Regardless of their mandate, all other central banks in the world have some kind of democratic accountability - if they're screwing too hard their mandate will be adjusted or central bankers replaced. This occasionally resulted in politicians intervening in monetary policy directly, so central banks typically balance this with some degree of operational independence, but ECB got the level of independence so extreme that they are completely unaccountable to anybody - it's just a dictatorship by committee deciding the fate of European economy.

Eurozone is also a horrible as an optimal currency area - without local currencies or capital controls capital flows freely between banks of different countries, which would be perfectly fine if some kind of banking union existed.
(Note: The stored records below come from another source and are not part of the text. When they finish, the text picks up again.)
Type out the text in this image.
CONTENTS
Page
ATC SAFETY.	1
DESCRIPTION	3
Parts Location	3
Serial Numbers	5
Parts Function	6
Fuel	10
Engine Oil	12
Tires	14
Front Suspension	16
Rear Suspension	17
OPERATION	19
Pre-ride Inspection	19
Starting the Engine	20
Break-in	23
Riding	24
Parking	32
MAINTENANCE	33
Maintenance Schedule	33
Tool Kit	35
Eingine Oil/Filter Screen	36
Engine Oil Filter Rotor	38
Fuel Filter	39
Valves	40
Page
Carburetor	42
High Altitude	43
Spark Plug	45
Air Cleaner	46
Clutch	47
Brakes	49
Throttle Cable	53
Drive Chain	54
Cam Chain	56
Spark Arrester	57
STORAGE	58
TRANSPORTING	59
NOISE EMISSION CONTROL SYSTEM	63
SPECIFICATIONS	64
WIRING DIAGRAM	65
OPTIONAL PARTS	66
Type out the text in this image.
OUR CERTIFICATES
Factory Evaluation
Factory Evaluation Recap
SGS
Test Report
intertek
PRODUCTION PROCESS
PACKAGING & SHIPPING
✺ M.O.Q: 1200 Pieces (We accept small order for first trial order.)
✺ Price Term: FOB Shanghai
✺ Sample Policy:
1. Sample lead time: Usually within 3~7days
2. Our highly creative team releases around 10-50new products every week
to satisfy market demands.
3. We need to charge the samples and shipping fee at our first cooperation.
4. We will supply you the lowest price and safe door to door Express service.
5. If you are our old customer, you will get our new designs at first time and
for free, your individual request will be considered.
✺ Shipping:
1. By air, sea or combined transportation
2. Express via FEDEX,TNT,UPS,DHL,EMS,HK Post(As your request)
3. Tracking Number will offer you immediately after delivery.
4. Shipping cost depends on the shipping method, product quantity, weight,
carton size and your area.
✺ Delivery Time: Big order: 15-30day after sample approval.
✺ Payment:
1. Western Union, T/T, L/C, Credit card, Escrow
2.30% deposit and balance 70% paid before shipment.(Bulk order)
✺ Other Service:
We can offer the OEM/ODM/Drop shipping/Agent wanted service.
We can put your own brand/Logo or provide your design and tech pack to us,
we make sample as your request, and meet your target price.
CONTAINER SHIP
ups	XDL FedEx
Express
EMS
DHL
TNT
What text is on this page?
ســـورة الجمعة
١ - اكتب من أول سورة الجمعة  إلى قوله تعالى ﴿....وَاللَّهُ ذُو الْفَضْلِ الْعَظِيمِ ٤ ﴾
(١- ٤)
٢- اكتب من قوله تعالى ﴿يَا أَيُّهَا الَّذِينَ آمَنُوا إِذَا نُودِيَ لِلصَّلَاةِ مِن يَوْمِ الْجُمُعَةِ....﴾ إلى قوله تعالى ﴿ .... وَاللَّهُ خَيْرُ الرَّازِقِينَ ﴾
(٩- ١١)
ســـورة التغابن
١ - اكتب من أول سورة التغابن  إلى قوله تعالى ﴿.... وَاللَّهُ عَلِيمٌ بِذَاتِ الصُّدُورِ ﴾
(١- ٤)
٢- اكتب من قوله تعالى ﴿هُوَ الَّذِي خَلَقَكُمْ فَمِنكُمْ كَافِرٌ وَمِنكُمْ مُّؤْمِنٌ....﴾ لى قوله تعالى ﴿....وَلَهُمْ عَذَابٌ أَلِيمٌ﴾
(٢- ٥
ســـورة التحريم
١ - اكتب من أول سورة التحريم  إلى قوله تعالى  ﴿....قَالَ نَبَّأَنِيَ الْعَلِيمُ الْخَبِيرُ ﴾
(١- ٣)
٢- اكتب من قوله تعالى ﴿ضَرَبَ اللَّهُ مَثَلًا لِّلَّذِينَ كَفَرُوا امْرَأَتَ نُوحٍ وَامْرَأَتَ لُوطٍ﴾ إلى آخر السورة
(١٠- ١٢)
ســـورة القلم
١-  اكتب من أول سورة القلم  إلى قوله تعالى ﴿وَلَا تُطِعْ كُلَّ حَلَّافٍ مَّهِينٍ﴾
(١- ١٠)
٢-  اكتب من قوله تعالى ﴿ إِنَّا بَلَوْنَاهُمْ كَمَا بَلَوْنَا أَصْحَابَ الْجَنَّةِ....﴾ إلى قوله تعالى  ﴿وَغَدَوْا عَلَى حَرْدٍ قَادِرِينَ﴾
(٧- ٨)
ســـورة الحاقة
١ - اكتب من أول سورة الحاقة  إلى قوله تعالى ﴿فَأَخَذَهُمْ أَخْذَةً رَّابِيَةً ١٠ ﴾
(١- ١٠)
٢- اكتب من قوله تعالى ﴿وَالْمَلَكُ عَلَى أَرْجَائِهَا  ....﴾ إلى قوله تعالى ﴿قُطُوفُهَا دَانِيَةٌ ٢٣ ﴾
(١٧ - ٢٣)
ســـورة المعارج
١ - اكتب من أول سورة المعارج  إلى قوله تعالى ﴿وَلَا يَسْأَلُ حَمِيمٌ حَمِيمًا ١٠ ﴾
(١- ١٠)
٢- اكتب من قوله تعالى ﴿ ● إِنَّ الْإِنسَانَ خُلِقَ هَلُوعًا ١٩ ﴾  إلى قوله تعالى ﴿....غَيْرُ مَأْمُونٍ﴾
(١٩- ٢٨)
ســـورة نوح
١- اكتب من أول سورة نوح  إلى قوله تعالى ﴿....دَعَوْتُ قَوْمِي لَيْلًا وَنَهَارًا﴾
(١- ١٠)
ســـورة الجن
Instead governments of each country implicitly guarantees private debt of all banks within their territory, with even a suggestion of creditor haircut considered a heresy.

This is a recipe for exactly the kind of disasters we've seen during the Great Recession - German banks lend ton of money to banks in eurozone periphery with no regard for risk, then when things got tough periphery countries became accountable for 100% of these risky loans (with their citizens never being consulted on any of that - if there's one thing EU bureaucrats hate the most, it's any kind of genuine democracy), which required massive austerity, which together with massive capital outflows led to the level of economic deterioration which made debts completely impossible to repay.

Any kind of common sense relief - like banking union, fiscal transfers, bond haircuts, accepting higher eurozone inflation, bonds guaranteed by all of eurozone members, letting insolvent banks fall without government guarantees etc. - are all instantly rejected by the EU bureaucracy, and EU bureaucracy has absolute control over eurozone monetary policy, voters be damned.

The only countries which came out relatively well out of recession were ones outside eurozone like Poland and UK, and ones who basically used it to steal money from the periphery countries like Germany did by forcing them to guarantee private banking loans.

And imagine that - half of Polish political parties want Poland to join euro. Even if this recession ends somehow, and so far nothing suggests that it ever will (Japan's lasts over two decades now with no end in sight), current structure of euro pretty much guarantees another, most likely even worse.

It would make some sense in Latvia maybe - 20% unemployment is not so bad compared with Russian tanks, but for Poland adopting euro would be an unrecoverable disaster.

Anti-euro parties are all basically crazy

Between Smoleńsk and Korwin... OK, that was a cheap shot, but the right wing side of Polish politics took a massive turn into crazy direction lately. Even Korwin used to be a useful voice of dissent in early 90s back when he was just a low-government libertarian instead of going basically full neoreaction.

Even ignoring the crazies and the nationalists, the only people who don't think everything about EU  are ones who want to pretty much dismantle the whole thing, and kick out all the foreigners while they're at it.

There's nobody who wants to turn EU into something workable - which at a minimum means ditching euro in its current form, and introducing an order of magnitude more democratic accountability than it currently has.

Does that mean I'm never voting again?

Not really. It makes sense to vote in elections to European Parliament based on policies parties have towards EU issues, since that's what they'll be doing. In national elections, domestic issues matter a lot more.

Not voting is a totally legitimate choice in any elections. When all choices are horrible, and my vote matters very little (since European Parliament has very little power), there's really no point in endorsing one or another of the horrible choices by voting for it.

To double check my decision I took the quiz on Latarnik Wyborczy website - and it seems I disagree with every single political party pretty much equally. Give it a try as well, maybe you care about other matters and don't consider euro or Smoleńsk as nonnegotiable issues like I do.